Don’t get hacked! Choose a good password


The term ‘hacking’ means gaining unauthorised access to data in a system or computer, and as the number of people owning multiple online accounts with a number of different web services increases, so too does the likelihood of one of these being hacked.


There are many stories these days about people’s various web accounts, including Twitter, Facebook, Linkedin, Dropbox and Gmail, being hacked. This can happen for a variety of reasons, as there are a number of different ways to gain unauthorised access to a web account. Some of these are:

  • Brute force attack: This method is so called because of the way in which the hack takes place. This method uses lists of common words, characters and phrases and bombards the account with them, in the hope that one of the combinations will be the correct username and password. This attack is usually carried out by another computer.
  • Back door: It has been known for programmers to add ‘back doors’ to software they write which allows them easy access to secure information. Hacking using this method is less common as only the original author would be aware of the vulnerability.
  • Phishing: This method uses deception to convince the victim that it is safe to reveal private information about themselves. This may come in the form of an email which seems to be official, maybe from your bank, requesting that you submit your online banking user name and password for a security check.
  • Whatever the method of hacking used, the fact is that by far the most common reason for an account getting hacked is that it was secured with a weak password.
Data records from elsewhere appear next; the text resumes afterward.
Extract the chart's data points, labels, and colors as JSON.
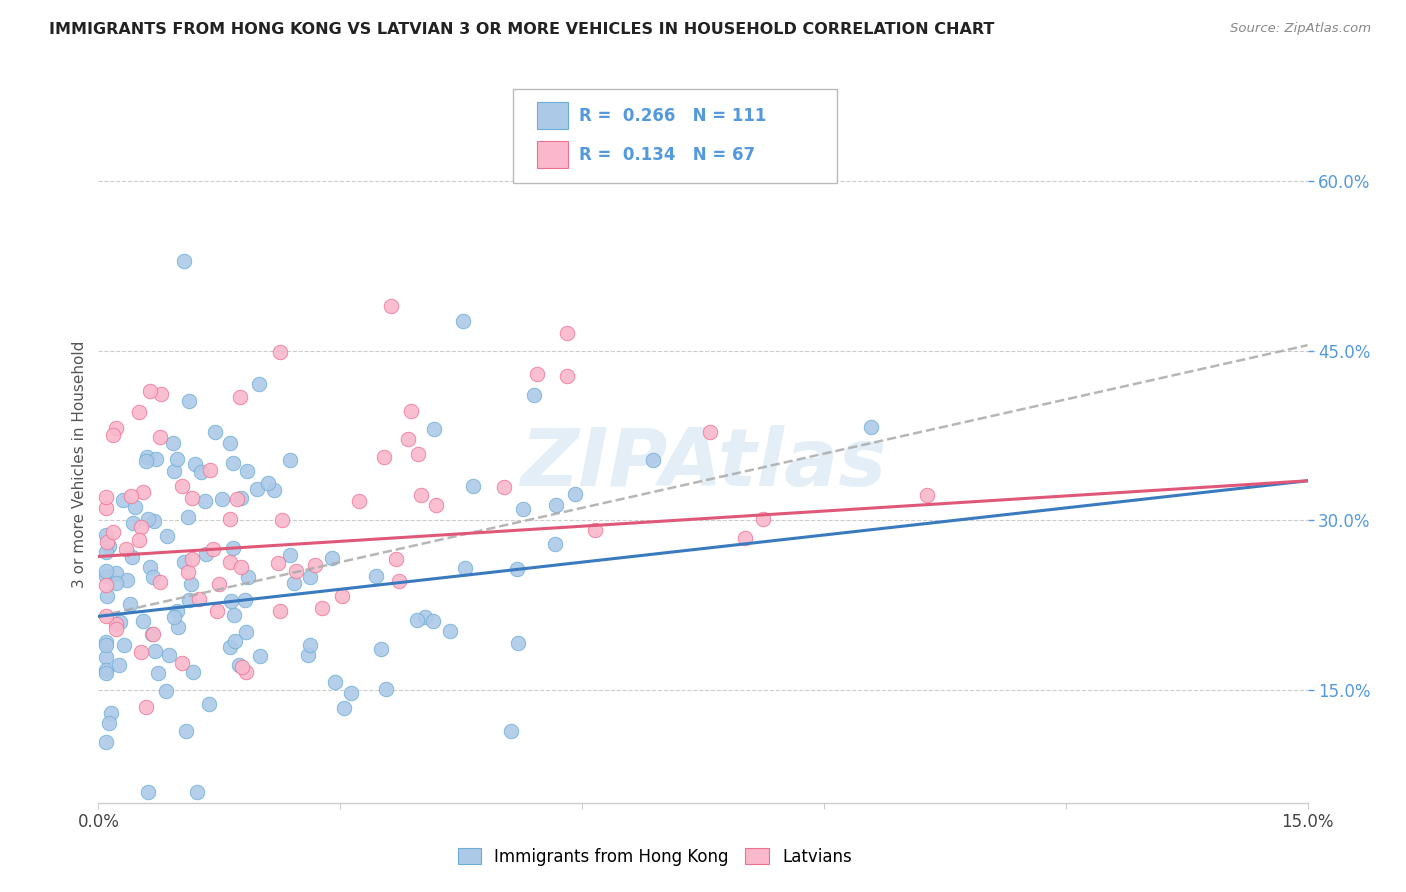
{
  "title": "IMMIGRANTS FROM HONG KONG VS LATVIAN 3 OR MORE VEHICLES IN HOUSEHOLD CORRELATION CHART",
  "source": "Source: ZipAtlas.com",
  "ylabel": "3 or more Vehicles in Household",
  "xmin": 0.0,
  "xmax": 0.15,
  "ymin": 0.05,
  "ymax": 0.65,
  "y_ticks_right": [
    0.15,
    0.3,
    0.45,
    0.6
  ],
  "y_tick_labels_right": [
    "15.0%",
    "30.0%",
    "45.0%",
    "60.0%"
  ],
  "series1_fill_color": "#adc9e8",
  "series1_edge_color": "#6aaed6",
  "series2_fill_color": "#f9b8cb",
  "series2_edge_color": "#f07090",
  "trend1_color": "#3a7abf",
  "trend1_dash_color": "#aaaaaa",
  "trend2_color": "#e05878",
  "R1": 0.266,
  "N1": 111,
  "R2": 0.134,
  "N2": 67,
  "legend_label1": "Immigrants from Hong Kong",
  "legend_label2": "Latvians",
  "watermark": "ZIPAtlas",
  "bg_color": "#ffffff",
  "grid_color": "#cccccc",
  "title_color": "#222222",
  "source_color": "#888888",
  "right_axis_color": "#5599dd",
  "seed1": 12,
  "seed2": 99
}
In 2014, these were the most common passwords used according to a study by SplashData :

  • 123456
  • password
  • 12345
  • 12345678
  • qwerty
  • 123456789
  • 1234
  • baseball
  • dragon
  • football

    What’s a ‘strong’ password?

    Above is a list of the worst possible passwords you could use, which would maximise the chance of your account being hacked. But what makes a good password? Bearing in mind the case of a Brute Force attack described above, your password should be complex enough so that a computer has trouble cracking it, not just a human. However, thinking practically, the password should be memorable, otherwise you may find yourself writing it on loose pieces of paper or emailing it to yourself, both of which are a bad idea from a security perspective.